だがその変化というのは私が〖王魂の林檎〗を流し込まれた時のように本来の姿に身長などが変化する訳では無かった。ただ、骨がベキベキと結合しているのかはたまた逆に折れているのかという音がしていた。
「美味そうな肉……美味そうな肉は……どこにあるんじゃ……。」
なんというか、雰囲気がゾンビになったテンレを見て私は安心よりも先に恐怖を感じていた。ただ、軽く焼いた肉を頬張った後、テンレは他の3人よりもピンピンしていたのだった。いや、どれだけ美味い肉に執念を……と思ったがよくよく考えるとテンレの飢えについても分かってくる。
テンレは転生してから25年経つまでこの世界で一口も肉を食っていなかった。そして現在はそこそこ肉を食べているが流石に〖魔獅子の肉〗の誘惑に耐えきれる程の耐性は付いていなかったのだろう。テンレは私に残っている肉を全部出せと言い、そのまま調理道具を出して調理し始めたのだった。その様子を見て私は「テンレの肉への執念は全身粉砕骨折並の重症もほんの一瞬で回復させる程なのか……」と呟いてしまうのだった。
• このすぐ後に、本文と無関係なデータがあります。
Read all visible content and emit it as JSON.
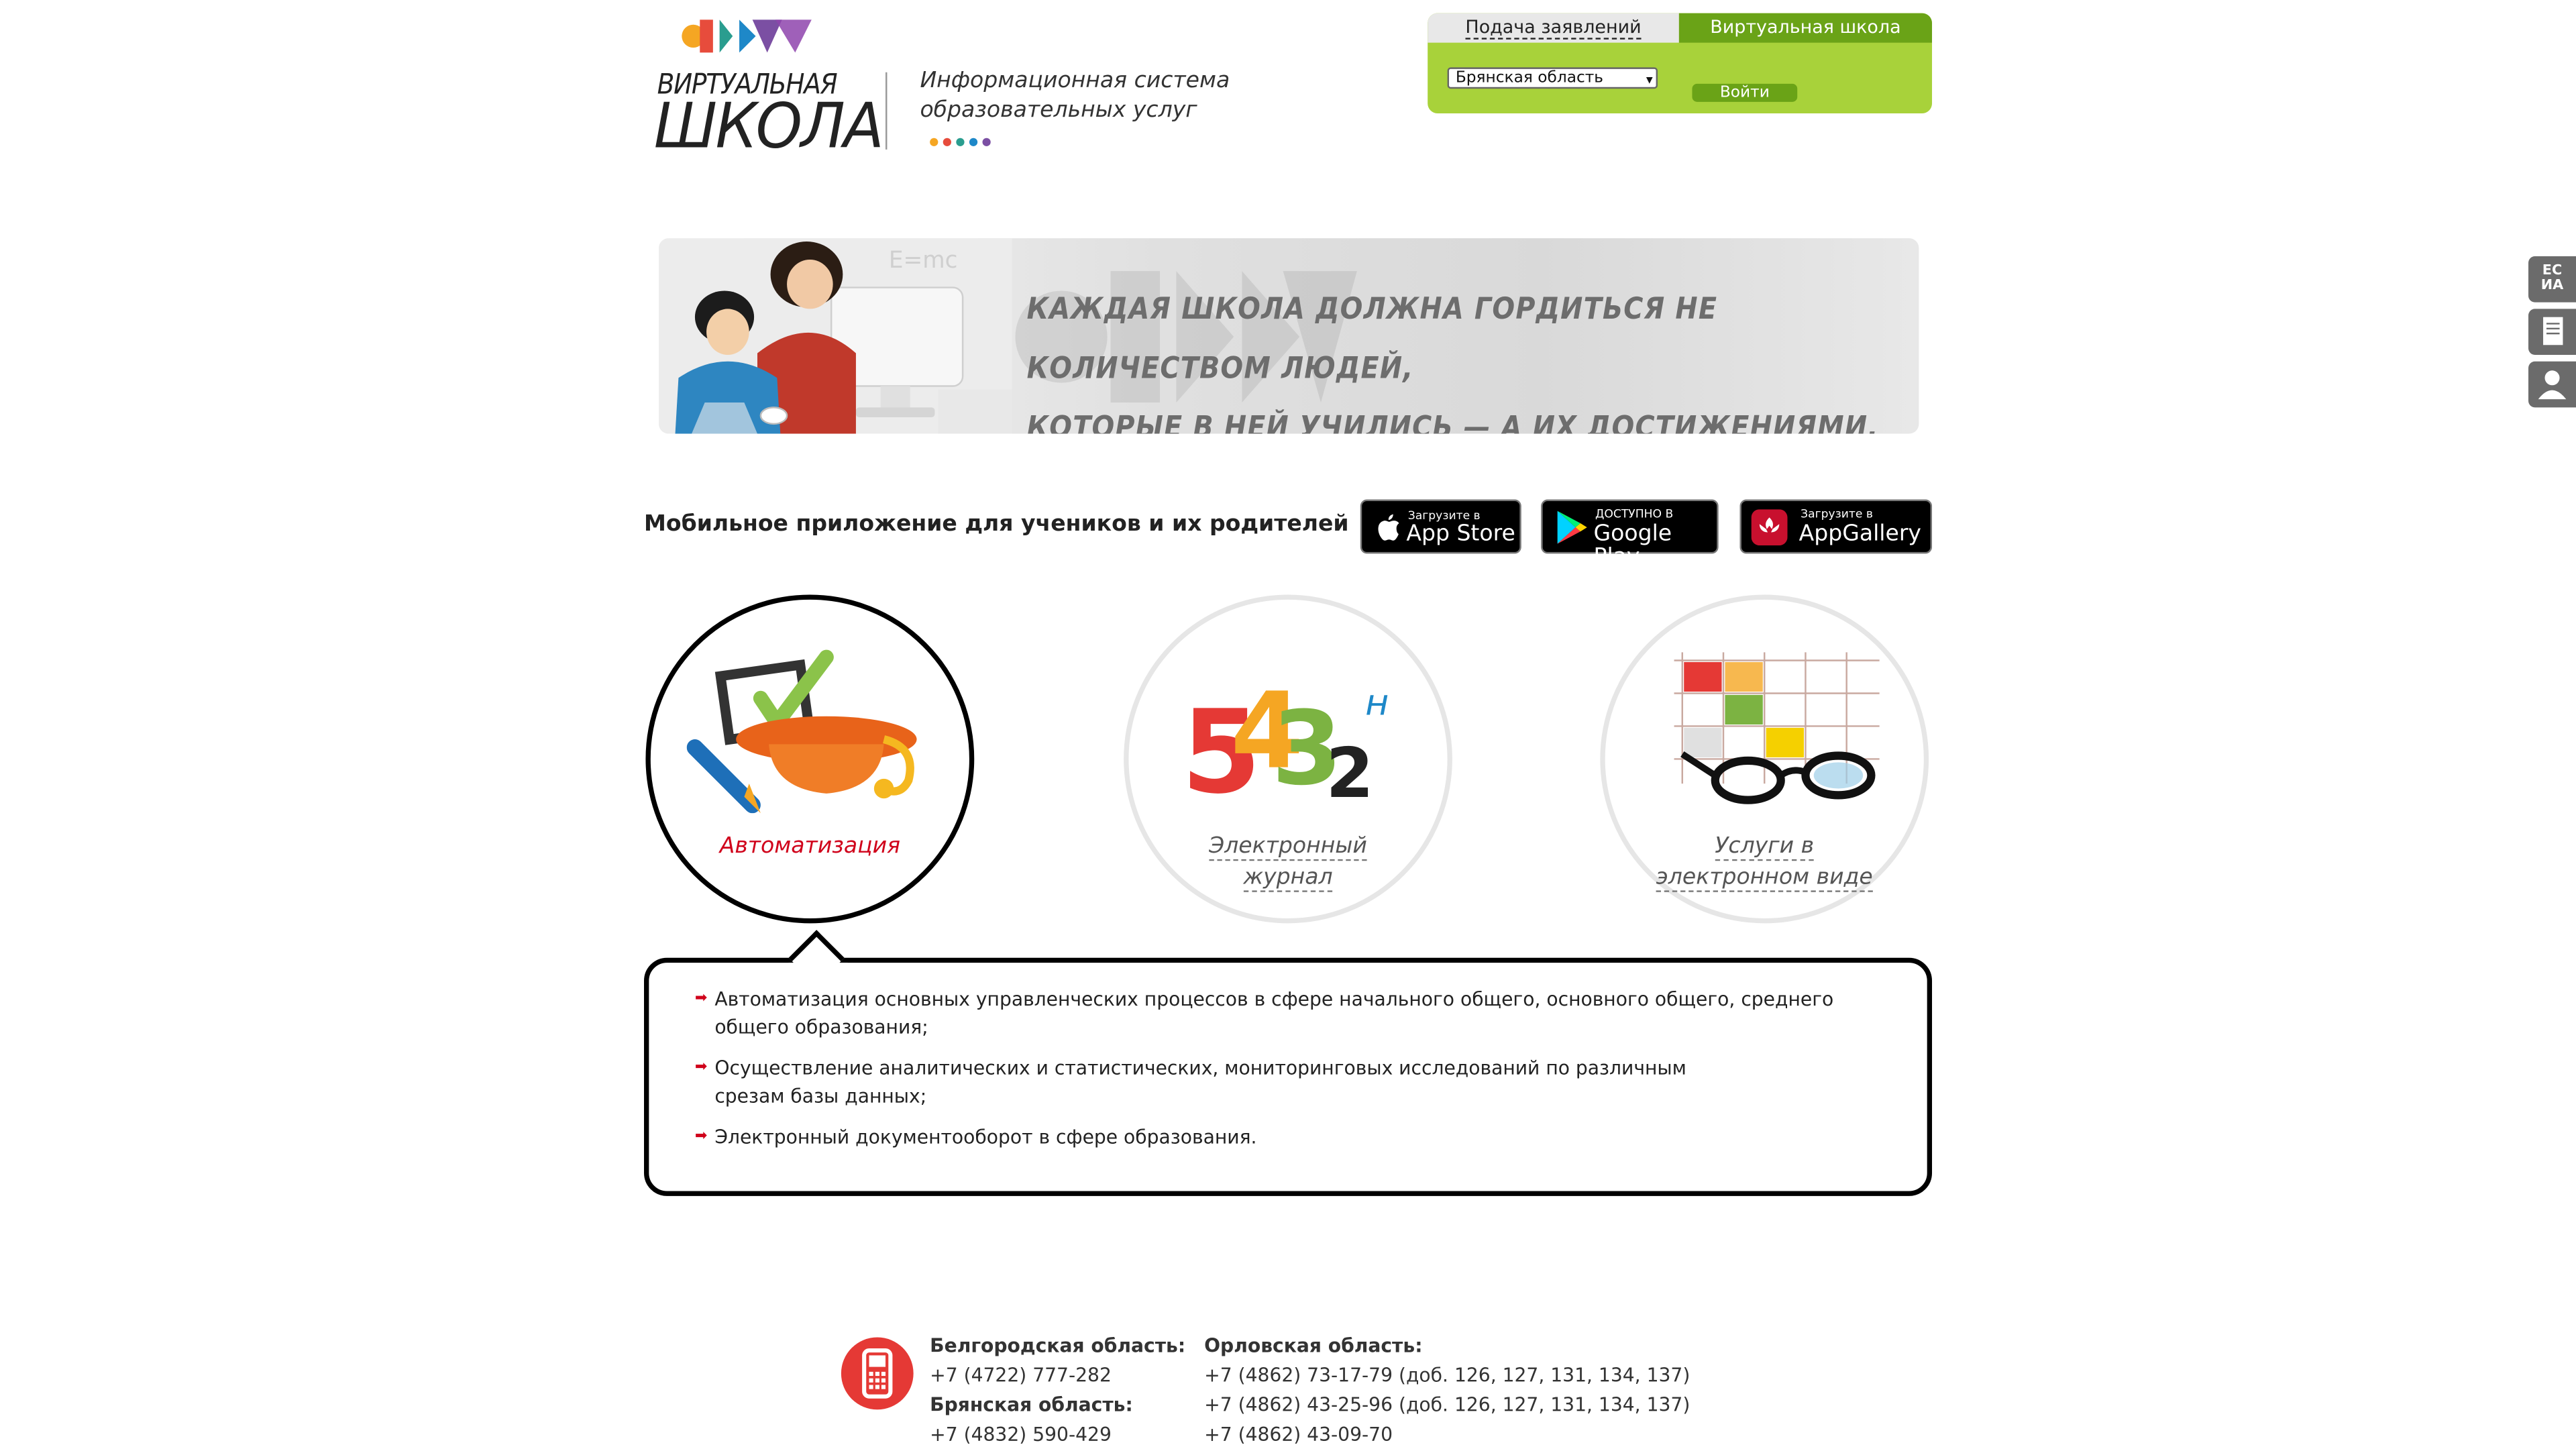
{
  "header": {
    "logo_line1": "ВИРТУАЛЬНАЯ",
    "logo_line2": "ШКОЛА",
    "tagline_line1": "Информационная система",
    "tagline_line2": "образовательных услуг"
  },
  "login": {
    "tab_applications": "Подача заявлений",
    "tab_virtual_school": "Виртуальная школа",
    "region_selected": "Брянская область",
    "login_button": "Войти"
  },
  "banner": {
    "quote_line1": "КАЖДАЯ ШКОЛА ДОЛЖНА ГОРДИТЬСЯ НЕ КОЛИЧЕСТВОМ ЛЮДЕЙ,",
    "quote_line2": "КОТОРЫЕ В НЕЙ УЧИЛИСЬ — А ИХ ДОСТИЖЕНИЯМИ."
  },
  "mobile": {
    "title": "Мобильное приложение для учеников и их родителей",
    "app_store_small": "Загрузите в",
    "app_store_big": "App Store",
    "google_play_small": "ДОСТУПНО В",
    "google_play_big": "Google Play",
    "app_gallery_small": "Загрузите в",
    "app_gallery_big": "AppGallery"
  },
  "features": [
    {
      "label": "Автоматизация",
      "active": true
    },
    {
      "label_line1": "Электронный",
      "label_line2": "журнал",
      "active": false
    },
    {
      "label_line1": "Услуги в",
      "label_line2": "электронном виде",
      "active": false
    }
  ],
  "description": {
    "items": [
      {
        "line1": "Автоматизация основных управленческих процессов в сфере начального общего, основного общего, среднего",
        "line2": "общего образования;"
      },
      {
        "line1": "Осуществление аналитических и статистических, мониторинговых исследований по различным",
        "line2": "срезам базы данных;"
      },
      {
        "line1": "Электронный документооборот в сфере образования."
      }
    ]
  },
  "contacts": {
    "col1": {
      "region1": "Белгородская область:",
      "phone1": "+7 (4722) 777-282",
      "region2": "Брянская область:",
      "phone2": "+7 (4832) 590-429"
    },
    "col2": {
      "region": "Орловская область:",
      "phone1": "+7 (4862) 73-17-79 (доб. 126, 127, 131, 134, 137)",
      "phone2": "+7 (4862) 43-25-96 (доб. 126, 127, 131, 134, 137)",
      "phone3": "+7 (4862) 43-09-70"
    }
  },
  "side": {
    "esia_line1": "ЕС",
    "esia_line2": "ИА"
  },
  "colors": {
    "login_bg": "#a8d23a",
    "login_tab_active": "#6aa317",
    "accent_red": "#d0021b",
    "phone_icon": "#e53935"
  }
}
「………まぁ、またいつか喰える日が来るから深く求める事は無いんじゃが……何故お主がそこにおるんじゃ?」
「確かにな。何しに戻ってきたのか分からないんだが。」
私とテンレはそう言いながら対面に座って肉を食べているアベルとグドリャーフカを見る。この2人がなぜここにいるのか、ここで何事も無かったかのように食事を供にしているのかが分からないのだった。
「いやいや一応フカっちがつるっちがどんな覚醒したのか見ておきたいってゆーたんや。丁度氷の城にも色々あった訳やしここまで戻ってきたら……美味そうな肉食ってるのが見えたんや。だからそのまま食べさせて貰ってる訳や。」
「……それに……ハグハグ……足止めにも……ハグハグ……なりますからね……ハグハグ……。」
「そーそー、補給には意外と時間が掛かるんや~。」
まぁ、足止めされているのは事実なんだよな……。この2人とテンレが満足するまでこの状態を続けなければ今度こそ私達の誰かが死んでいる。ガンダレスが見せたアベルに殺された仲間の死体は心臓を貫かれた物だった事から手加減されていた事を深く理解しているという事もあるが。
「…そろそろ腹一杯やし補給も終わった頃や。やから戻るけど……次に会う時はいつになるか分からんわ。ただ街道は整備しとくから闘いたく無いときは不戦と書いてる街道通るんやで~。」
「そうさせて貰うよ。暫くオマエ等とは闘いたくないからな。」
そう言っている傍から焼きたてホヤホヤの肉の取り合いをしているので説得力皆無だろうなと思いながら肉を食べ続けるのだった。勿論、生きている心地はしないのだけど。